A Weekend With the Comix
For people who love alternative comics and cartoons, this weekend offers the pop rocks of eye candy: MoCCA Art Festival 2007 is on at the Puck Building.
The fair is sponsored by the Museum of Comic and Cartoon Art, a not-for-profit established to help get children interested in
reading, to bring greater visibility to the graphic novel as a literary form, and in general, to show the importance of the art in documenting and interpreting social change. Among the artists on the
board of directors are Art Spiegelman (MAUS), Stan Lee (Spider-Man) and Peter Kuper (Stop Forgetting to Remember).
I asked Peter what made the MoCCA Fair special. In an email from Oxaca City, he replied, "Generally speaking, comic conventions are overwhelmingly devoted to fantasy and superhero genre material. For alternative artists, who are already in a tiny subcategory of the art form, those big conventions can make one feel like being a jazz musician at a Heavy Metal festival. For us, MoCCA is an antidote."
In addition to publishers of comics and graphic novels, including Fantagraphics Books, Pantheon, Giant Robot, Drawn & Quarterly, and Houghton & Mifflin, to name a few, independents of all stripes are on board. Among them are Meathaus, a San Francisco alternative artists' collective, Dumbrella, an artists' blog, PictureBox Books, and the century-old Jewish Publication Society.

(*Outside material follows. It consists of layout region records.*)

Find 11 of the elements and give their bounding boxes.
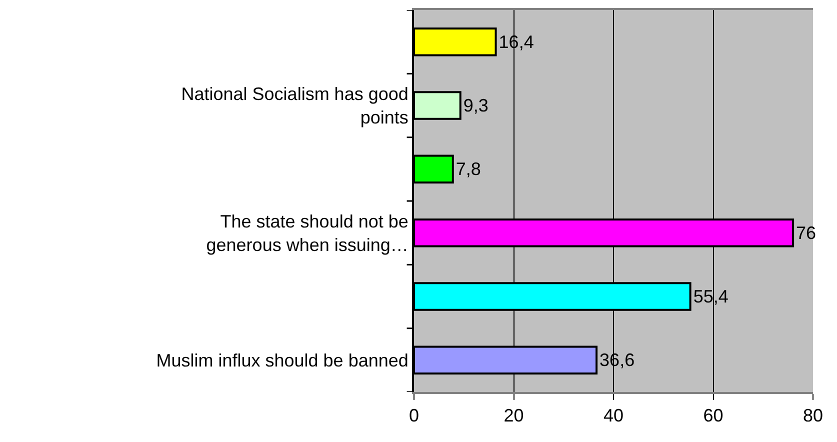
x-tick-label: 80 [802, 406, 824, 426]
y-tick-label: The state should not be generous when issuing… [206, 211, 408, 255]
y-tick-label: Muslim influx should be banned [156, 350, 408, 370]
data-label: 9,3 [463, 96, 488, 116]
x-tick-label: 40 [603, 406, 624, 426]
x-tick-label: 20 [504, 406, 524, 426]
y-tick-label: National Socialism has good points [181, 84, 408, 128]
x-tick-label: 60 [703, 406, 724, 426]
x-tick-label: 0 [408, 406, 420, 426]
data-label: 76 [796, 222, 816, 243]
data-label: 7,8 [456, 159, 481, 180]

I also caught up with Jason Sacher, an editor at Chronicle Books and a member of the Meathaus Collective, who had this to say: "I've been both an exhibitor and an attendee of various independent comics fairs (MOCCA, APE, SPX) over the years and I've watched them grow and transform from very comics-heavy insider events to what seems more like full-blown art festivals. There's lots of trading and schmoozing, and people with backpacks full of limited editions stuff to sell. So the joy of these events has become the craft-oriented indie print makers and cartoonists who load their tables with unique one-of-a-kind art objects, screen prints, etchings, etc. The real draw is the one-to-one contact with the artists and the ability to pick up something that you can't get at a comics shop or an online gallery."
And Eric Reynolds of Fantagraphics added, "MoCCA is the only place where you can walk into a room and stand a good chance of physically bumping into just about any great cartoonist of the last 30 years, from Jules Feiffer to Art Spiegelman to Gary Panter to Charles Burns to to Drew Friedman, etc. And that's not counting so many exciting up-and-coming artists whose work is waiting to be discovered. There's really nothing else like it." Picture credits: Top, Girl Stories by Lauren Weinstein; middle: from nEuROTIC by John Cuneo; bottom: Stop Forgetting to Remember by Peter Kuper.
On both days, MoCCA presents workshops and talks on an array of subjects from how to apply for grants and fellowships, a roundtable discussion on the state of the arts, and presentations by individual artists, including John Cuneo (nEuROTIC), Kim Deitch (Hollywoodland), and Lauren Weinstein (Girl Stories). The Festival Award, this year going to Alison Bechdel (Fun Home), will be presented on Saturday at 1:30 pm at the MoCCA Gallery. Please check the website for details.